Contractual Obligations
We do not have any long-term debt obligations, capital leases obligations, operating lease obligations or purchase obligations at
June 30, 2017
.
Item 4.
Controls and Procedures
Evaluation of disclosure controls and procedures
An evaluation was performed under the supervision of the Company’s management, including the Principal Executive Officer and Principal Financial Officer, of the effectiveness of the design and operation of the Company’s disclosure controls and procedures (as defined in Rules 13a-15(e) and 15d-15(e) of the Exchange Act) as of the end of the period covered by this report. Based on that evaluation, the Company’s management, including the Principal Executive Officer and Principal Financial Officer, concluded that, as of
June 30, 2017
, the Company’s disclosure controls and procedures were effective to ensure that information we are required to disclose in reports that we file or submit under the Exchange Act is recorded, processed, summarized and reported within the time periods specified in the SEC’s rules and forms, and is accumulated and communicated to the Company’s management, including the Company’s Principal Executive Officer and Principal Financial Officer, as appropriate to allow timely decisions regarding required disclosure.
Notwithstanding the foregoing, there can be no assurance that the Company’s disclosure controls and procedures will detect or uncover all failures of persons within the Company to disclose material information otherwise required to be set forth in the Company’s periodic reports.
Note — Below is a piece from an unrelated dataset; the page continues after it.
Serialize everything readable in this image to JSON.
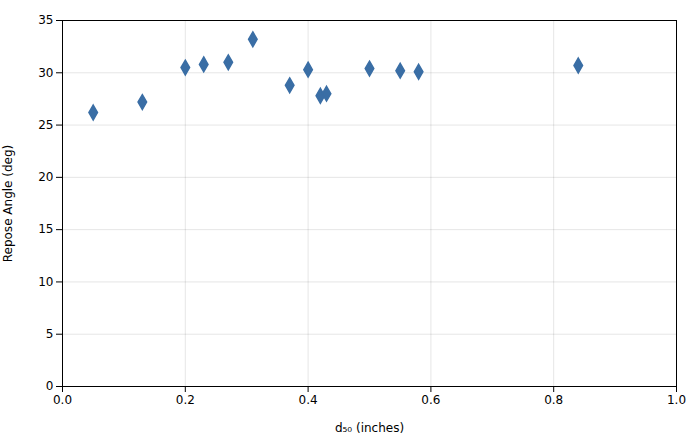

There are inherent limitations to the effectiveness of any system of disclosure controls and procedures, including the possibility of human error and the circumvention or overriding of the controls and procedures. Accordingly, even effective disclosure controls and procedures can only provide reasonable, not absolute, assurance of achieving their control objectives.
Changes in Internal Controls Over Financial Reporting
An evaluation was performed under the supervision of the Company’s management, including the Principal Executive Officer and Principal Financial Officer, of whether any change in the Company’s internal control over financial reporting (as defined in Exchange Act Rules 13a-15(f) and 15d-15(f)) occurred during the quarter ended
June 30, 2017
. Based on that evaluation, the Company’s management, including the Principal Executive Officer and Principal Financial Officer, concluded that no significant
changes in the Company’s internal controls over financial reporting occurred during the quarter ended
June 30, 2017
that has materially affected, or is reasonably likely to materially affect, the Company’s internal control over financial reporting.
Limitations on the Effectiveness of Controls
Our management, including our Principal Executive Officer and Principal Financial Officer, does not expect that the Company’s disclosure controls and procedures or the Company’s internal controls over financial reporting will prevent all errors and all fraud. A control system, no matter how well conceived and operated, can provide only reasonable, not absolute, assurance that the objectives of the control system are met. Further, the design of a control system must reflect the fact that there are resource constraints, and the benefits of controls must be considered relative to their costs. Because of the inherent limitations in all control systems, no evaluation of controls can provide absolute assurance that all control issues and instances of fraud, if any, within the Company have been detected.